Tüzüğün yasal değil, daha çok politik bir dile sahip olduğu görülmüştür. Bu, bir haklar bildirgesine ihtiyaç duyulmasını gerektiriyordu. Bu, BM İnsan Hakları Komisyonu'nun kurulmasıyla yapıldı. Bu Komisyon, tasarının devletler üzerinde hem ahlaki hem de siyasi etkide bulunabilecek bir bildiri şeklinde geliştirilmesini seçti.

Evrensel insan hakları beyannamesi

1948'de Evrensel İnsan Hakları Bildirgesi (İHEB) doğdu. Yasal olarak bağlayıcı bir belge olarak tasarlanmadı, ancak "tüm uluslar için ortak bir başarı standardı" olması amaçlandı. Özgürlük, güvenlik, eşitlik ve daha fazlası gibi hakları kapsayan 30 maddeye sahiptir.

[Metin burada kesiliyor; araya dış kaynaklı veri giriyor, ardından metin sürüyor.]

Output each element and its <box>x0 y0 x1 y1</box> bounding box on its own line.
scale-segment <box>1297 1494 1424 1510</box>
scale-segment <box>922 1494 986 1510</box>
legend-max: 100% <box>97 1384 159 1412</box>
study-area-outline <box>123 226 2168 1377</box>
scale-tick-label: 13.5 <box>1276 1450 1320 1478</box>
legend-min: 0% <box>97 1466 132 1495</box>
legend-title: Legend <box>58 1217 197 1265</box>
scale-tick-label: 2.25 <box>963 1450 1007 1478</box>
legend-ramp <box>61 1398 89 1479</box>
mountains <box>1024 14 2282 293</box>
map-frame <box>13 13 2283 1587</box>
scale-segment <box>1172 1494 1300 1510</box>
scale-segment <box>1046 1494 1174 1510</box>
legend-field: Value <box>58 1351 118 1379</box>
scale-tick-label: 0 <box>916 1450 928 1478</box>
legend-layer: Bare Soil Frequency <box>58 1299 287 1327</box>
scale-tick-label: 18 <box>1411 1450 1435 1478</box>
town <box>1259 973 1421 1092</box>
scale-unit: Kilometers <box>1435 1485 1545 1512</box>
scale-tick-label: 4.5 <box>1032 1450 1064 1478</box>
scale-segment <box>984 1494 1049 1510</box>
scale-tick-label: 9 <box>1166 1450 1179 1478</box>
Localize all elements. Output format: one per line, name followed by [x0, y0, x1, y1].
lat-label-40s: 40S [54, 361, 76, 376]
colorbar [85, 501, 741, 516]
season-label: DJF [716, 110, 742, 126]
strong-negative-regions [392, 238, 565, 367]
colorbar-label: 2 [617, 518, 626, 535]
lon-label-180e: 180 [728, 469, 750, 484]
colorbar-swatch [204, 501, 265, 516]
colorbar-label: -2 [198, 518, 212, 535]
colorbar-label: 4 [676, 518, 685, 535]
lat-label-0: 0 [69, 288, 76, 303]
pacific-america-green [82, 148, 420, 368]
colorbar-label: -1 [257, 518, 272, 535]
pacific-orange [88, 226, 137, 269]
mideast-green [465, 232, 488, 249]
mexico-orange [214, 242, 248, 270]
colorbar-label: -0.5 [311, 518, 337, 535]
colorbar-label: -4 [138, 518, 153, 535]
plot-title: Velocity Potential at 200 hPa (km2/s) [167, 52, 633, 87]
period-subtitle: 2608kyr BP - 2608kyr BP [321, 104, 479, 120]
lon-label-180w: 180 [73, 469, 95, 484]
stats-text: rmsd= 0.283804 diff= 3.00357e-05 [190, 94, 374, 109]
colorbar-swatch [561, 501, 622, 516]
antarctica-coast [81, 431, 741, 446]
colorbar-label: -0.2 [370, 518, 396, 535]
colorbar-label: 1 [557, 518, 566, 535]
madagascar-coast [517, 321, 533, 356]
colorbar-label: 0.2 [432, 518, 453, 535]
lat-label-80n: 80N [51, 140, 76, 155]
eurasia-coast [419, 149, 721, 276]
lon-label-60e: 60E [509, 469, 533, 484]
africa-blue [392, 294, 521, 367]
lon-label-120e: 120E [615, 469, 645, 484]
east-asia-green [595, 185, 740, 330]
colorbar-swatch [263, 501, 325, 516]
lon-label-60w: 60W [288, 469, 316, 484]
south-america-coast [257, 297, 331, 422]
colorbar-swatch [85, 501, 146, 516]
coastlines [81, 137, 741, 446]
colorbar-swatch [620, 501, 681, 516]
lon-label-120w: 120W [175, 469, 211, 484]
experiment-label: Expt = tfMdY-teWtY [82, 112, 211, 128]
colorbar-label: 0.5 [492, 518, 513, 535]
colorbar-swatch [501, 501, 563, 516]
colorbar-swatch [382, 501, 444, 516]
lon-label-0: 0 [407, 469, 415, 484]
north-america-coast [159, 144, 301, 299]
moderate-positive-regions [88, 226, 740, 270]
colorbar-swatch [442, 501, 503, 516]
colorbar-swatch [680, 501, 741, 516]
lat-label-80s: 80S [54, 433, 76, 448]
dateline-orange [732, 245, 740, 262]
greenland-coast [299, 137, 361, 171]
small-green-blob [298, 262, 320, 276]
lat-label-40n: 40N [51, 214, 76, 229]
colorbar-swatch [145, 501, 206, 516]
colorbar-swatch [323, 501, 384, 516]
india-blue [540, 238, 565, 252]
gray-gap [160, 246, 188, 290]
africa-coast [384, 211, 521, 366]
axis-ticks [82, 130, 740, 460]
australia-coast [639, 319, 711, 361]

1952'de hükümlerini ikiye bölerek Beyanname üzerine kurulmasına karar verildi: medeni ve siyasi haklar ile ekonomik ve kültürel haklar. Bu, Uluslararası Medeni ve Siyasi Haklar Sözleşmesi'nin (ICCPR) ve Uluslararası Ekonomik, Sosyal ve Kültürel Haklar Sözleşmesi'nin (ICESCR) kabul edildiğini gördü. Her iki Convenants 1976'da yürürlüğe girdi.

İHEB, ICCPR ve ICESCR şimdi uluslararası haklar bildirgesini teşkil ediyor ve bunların dışında, belirli ihlalleri ele alan sayısız antlaşma kabul edildi. Bazı spesifik anlaşmalar arasında CEDAW, CAT ve CRC bulunur.

İHEB'in yasal olarak bağlayıcı olmamasına rağmen, bugüne kadar önemini ve sembolik gücünü korumuştur.